In many cases, there are two neo-Latin terms in widespread use for the same specie. Scientists sometimes agree that a specie should be moved from one genus to another, thus the citrus rootstock plant formerly called Citrus trifoliata is now tagged Poncirus trifoliata. Due to these competing terms and changes over the course of time, the binomials are not really stable enough to serve as a foundation for a human vocabulary.

In some cases, the binomial of a species is not specific enough for everyday conversational purposes. The vegetables kale, cabbage, broccoli, cauliflower, and brussels sprouts are all members of the species Brassica oleracea according to some botanists, while others call broccoli and cauliflower varieties of the species Brassica botrytis or Brassica cauliflora, and some refer to cabbage as Brassica capitata or Brassica oleracea var. capitata. Ordinary people are able to unambiguously name these vegetables; the scientific taxonomy is a maze of competing, subjective classification schemes.
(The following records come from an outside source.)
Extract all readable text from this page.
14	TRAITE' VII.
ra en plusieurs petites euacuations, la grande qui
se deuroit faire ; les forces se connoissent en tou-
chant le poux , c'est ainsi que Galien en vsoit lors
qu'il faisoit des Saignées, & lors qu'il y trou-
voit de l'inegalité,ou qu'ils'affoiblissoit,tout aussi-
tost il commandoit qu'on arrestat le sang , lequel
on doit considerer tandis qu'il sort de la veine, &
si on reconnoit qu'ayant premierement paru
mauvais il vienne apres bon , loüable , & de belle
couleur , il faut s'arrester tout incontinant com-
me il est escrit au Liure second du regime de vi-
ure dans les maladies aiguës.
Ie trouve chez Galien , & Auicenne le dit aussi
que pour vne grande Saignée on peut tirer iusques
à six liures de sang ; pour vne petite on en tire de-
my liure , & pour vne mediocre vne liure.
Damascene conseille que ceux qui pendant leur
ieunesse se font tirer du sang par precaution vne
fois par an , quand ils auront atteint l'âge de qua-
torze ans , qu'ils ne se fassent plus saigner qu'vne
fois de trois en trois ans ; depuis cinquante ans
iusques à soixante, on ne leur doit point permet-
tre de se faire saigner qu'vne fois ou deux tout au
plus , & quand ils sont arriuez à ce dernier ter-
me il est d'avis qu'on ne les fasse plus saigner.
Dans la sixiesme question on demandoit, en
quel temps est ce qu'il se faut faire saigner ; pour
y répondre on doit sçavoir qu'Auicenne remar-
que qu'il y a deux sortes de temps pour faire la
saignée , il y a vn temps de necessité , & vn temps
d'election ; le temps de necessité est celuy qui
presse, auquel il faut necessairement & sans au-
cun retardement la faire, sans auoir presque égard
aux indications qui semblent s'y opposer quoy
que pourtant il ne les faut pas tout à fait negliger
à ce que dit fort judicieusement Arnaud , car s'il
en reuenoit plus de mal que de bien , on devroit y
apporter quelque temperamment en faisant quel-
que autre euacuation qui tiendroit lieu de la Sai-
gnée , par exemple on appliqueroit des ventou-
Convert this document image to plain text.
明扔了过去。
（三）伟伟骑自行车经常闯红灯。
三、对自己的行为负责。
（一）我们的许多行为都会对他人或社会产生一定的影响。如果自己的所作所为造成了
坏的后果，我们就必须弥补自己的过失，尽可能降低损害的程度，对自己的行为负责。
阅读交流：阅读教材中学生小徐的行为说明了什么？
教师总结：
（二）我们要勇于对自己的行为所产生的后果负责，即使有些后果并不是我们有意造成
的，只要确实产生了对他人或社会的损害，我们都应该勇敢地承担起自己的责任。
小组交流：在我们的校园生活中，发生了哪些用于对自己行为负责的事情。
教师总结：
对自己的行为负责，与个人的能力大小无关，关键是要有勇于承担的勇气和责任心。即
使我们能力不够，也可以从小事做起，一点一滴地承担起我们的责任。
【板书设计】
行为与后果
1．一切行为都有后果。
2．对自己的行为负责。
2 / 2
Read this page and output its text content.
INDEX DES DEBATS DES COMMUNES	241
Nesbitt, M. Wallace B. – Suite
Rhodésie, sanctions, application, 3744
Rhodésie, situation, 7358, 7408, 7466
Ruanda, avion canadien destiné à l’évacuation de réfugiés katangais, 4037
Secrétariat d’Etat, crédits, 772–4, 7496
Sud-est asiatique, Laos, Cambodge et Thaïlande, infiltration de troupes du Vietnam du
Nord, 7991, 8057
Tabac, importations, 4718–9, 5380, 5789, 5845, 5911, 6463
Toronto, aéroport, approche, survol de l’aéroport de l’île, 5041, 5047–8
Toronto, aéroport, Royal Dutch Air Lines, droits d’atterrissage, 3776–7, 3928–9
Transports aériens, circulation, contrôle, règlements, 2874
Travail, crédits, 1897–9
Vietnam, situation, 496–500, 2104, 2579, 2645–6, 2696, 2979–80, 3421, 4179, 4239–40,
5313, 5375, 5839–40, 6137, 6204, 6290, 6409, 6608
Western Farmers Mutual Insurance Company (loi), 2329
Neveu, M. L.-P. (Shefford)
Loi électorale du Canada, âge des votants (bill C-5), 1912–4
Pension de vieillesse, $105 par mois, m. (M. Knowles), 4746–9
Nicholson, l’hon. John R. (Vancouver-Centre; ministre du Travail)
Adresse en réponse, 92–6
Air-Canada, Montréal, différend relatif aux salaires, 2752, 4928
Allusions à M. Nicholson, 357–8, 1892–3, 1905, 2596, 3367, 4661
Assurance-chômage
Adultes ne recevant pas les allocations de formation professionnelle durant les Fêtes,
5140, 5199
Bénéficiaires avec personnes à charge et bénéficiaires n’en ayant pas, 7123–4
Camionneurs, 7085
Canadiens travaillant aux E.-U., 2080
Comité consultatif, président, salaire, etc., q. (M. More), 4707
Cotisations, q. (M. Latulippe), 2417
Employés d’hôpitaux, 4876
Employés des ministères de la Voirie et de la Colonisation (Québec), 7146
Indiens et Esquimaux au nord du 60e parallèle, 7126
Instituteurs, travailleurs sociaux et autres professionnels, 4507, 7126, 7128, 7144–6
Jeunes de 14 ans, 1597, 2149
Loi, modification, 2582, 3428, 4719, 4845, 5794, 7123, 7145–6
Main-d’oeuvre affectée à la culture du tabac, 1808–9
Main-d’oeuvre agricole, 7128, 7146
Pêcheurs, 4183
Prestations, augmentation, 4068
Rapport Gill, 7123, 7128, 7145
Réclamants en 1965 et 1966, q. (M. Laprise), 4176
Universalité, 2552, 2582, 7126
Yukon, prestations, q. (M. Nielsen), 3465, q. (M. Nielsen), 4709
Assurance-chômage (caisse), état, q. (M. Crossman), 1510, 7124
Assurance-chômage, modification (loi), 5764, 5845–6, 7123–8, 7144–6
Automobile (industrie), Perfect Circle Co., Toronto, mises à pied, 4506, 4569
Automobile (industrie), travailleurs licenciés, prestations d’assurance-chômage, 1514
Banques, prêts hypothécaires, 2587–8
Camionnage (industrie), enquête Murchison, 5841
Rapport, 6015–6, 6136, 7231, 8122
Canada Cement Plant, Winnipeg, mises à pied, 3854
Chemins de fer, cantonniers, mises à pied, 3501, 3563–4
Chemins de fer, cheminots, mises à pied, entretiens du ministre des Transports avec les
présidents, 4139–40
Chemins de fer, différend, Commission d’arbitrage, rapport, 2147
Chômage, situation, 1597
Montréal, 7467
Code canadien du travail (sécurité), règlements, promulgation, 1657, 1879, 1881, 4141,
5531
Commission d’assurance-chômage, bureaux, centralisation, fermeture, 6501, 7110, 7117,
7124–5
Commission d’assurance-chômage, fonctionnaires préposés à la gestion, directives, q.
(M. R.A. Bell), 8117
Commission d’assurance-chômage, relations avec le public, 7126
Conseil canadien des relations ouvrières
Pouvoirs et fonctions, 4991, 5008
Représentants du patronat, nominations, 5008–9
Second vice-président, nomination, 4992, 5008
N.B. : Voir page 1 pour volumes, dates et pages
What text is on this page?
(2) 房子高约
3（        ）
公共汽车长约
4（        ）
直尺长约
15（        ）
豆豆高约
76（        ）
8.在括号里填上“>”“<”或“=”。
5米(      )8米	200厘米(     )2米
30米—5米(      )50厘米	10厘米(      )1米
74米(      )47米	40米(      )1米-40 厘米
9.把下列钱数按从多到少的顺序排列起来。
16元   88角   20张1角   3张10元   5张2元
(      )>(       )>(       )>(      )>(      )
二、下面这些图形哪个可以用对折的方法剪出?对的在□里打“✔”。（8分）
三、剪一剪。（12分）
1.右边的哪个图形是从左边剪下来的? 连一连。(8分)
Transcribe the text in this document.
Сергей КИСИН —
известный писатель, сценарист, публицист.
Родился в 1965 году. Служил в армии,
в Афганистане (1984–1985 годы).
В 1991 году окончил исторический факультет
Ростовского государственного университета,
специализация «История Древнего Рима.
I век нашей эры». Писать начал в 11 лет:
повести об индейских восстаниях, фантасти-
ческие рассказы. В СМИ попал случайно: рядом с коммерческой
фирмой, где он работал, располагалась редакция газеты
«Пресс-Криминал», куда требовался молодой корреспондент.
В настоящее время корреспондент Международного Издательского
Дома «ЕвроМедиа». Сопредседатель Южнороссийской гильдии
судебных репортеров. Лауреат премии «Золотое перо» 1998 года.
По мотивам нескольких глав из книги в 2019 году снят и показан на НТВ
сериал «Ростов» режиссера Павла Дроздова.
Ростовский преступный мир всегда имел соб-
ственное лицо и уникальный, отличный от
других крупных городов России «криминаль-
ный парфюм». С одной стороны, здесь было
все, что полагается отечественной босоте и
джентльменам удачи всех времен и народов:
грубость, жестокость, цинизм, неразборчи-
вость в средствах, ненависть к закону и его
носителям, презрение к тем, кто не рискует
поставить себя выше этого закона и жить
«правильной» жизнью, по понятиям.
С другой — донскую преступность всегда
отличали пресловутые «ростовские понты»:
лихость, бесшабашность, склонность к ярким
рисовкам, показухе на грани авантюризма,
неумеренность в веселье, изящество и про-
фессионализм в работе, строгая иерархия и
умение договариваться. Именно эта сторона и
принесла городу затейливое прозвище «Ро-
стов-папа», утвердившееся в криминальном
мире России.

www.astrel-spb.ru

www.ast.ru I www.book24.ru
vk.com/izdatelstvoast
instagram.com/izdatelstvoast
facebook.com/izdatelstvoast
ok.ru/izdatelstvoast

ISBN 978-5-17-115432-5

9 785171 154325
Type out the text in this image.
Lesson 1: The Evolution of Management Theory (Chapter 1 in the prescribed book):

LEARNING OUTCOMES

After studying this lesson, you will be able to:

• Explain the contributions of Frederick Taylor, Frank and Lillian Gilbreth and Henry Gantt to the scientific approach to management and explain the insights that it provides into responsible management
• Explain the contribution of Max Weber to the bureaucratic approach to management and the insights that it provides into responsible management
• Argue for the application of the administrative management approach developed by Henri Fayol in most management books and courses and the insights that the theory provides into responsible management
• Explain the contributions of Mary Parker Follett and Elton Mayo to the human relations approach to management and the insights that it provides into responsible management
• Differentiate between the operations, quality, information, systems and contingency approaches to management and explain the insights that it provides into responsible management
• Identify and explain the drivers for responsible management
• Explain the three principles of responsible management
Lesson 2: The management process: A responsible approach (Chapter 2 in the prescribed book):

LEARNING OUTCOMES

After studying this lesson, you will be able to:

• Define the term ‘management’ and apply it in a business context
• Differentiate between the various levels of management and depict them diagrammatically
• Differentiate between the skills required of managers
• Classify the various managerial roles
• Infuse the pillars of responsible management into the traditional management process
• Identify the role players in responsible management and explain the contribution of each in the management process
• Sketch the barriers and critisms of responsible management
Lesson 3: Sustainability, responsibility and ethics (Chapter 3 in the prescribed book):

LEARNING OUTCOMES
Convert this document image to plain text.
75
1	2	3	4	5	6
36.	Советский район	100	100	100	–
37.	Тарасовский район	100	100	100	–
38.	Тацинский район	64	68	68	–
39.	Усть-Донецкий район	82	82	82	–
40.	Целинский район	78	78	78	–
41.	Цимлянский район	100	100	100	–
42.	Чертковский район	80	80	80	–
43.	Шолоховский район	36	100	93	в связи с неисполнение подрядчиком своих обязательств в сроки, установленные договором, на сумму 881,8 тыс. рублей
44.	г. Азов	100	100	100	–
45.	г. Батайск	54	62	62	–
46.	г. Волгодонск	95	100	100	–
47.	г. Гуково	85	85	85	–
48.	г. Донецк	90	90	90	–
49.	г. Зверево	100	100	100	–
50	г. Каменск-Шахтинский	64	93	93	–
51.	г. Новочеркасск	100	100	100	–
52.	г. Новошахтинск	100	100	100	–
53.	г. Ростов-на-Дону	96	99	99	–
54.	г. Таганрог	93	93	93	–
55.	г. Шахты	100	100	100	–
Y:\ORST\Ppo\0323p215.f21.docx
The neo-Latin words contain a lot of non-Vorlin digraphs such as ae, ch, oe, ph, th, ii, qu ...

I would recommend a mixed approach for Vorlin. In some cases, suitable CVC(VC) nouns can easily be found for frequently-discussed species, such as tomat (from Dutch tomaat, Russian tomát, with cognates in many other languages) for “tomato.” In other cases, a compound that is sufficiently widespread and reasonably descriptive might be emulated in Vorlin. For example, the disk of a sunflower resembles an icon of the sun, and sunflowers rotate to follow the sun during the day, so naturally many human languages refer to the sunflower with a compound of their words for “sun” and “flower.”

For the less frequently discussed types of plants and animals, a modified (Vorlinized) version of the scientific genus or species name would be appropriate. Hemerocallis (the day-lily genus) can be changed to hemerokalis, for example. In other cases, the people who work with these plant or animal species on a daily basis might choose to invent compounds of Vorlin nouns to describe them, something like “heart(shape)-leaf morning flower vine” for the plant that English-speakers call “morning glory.”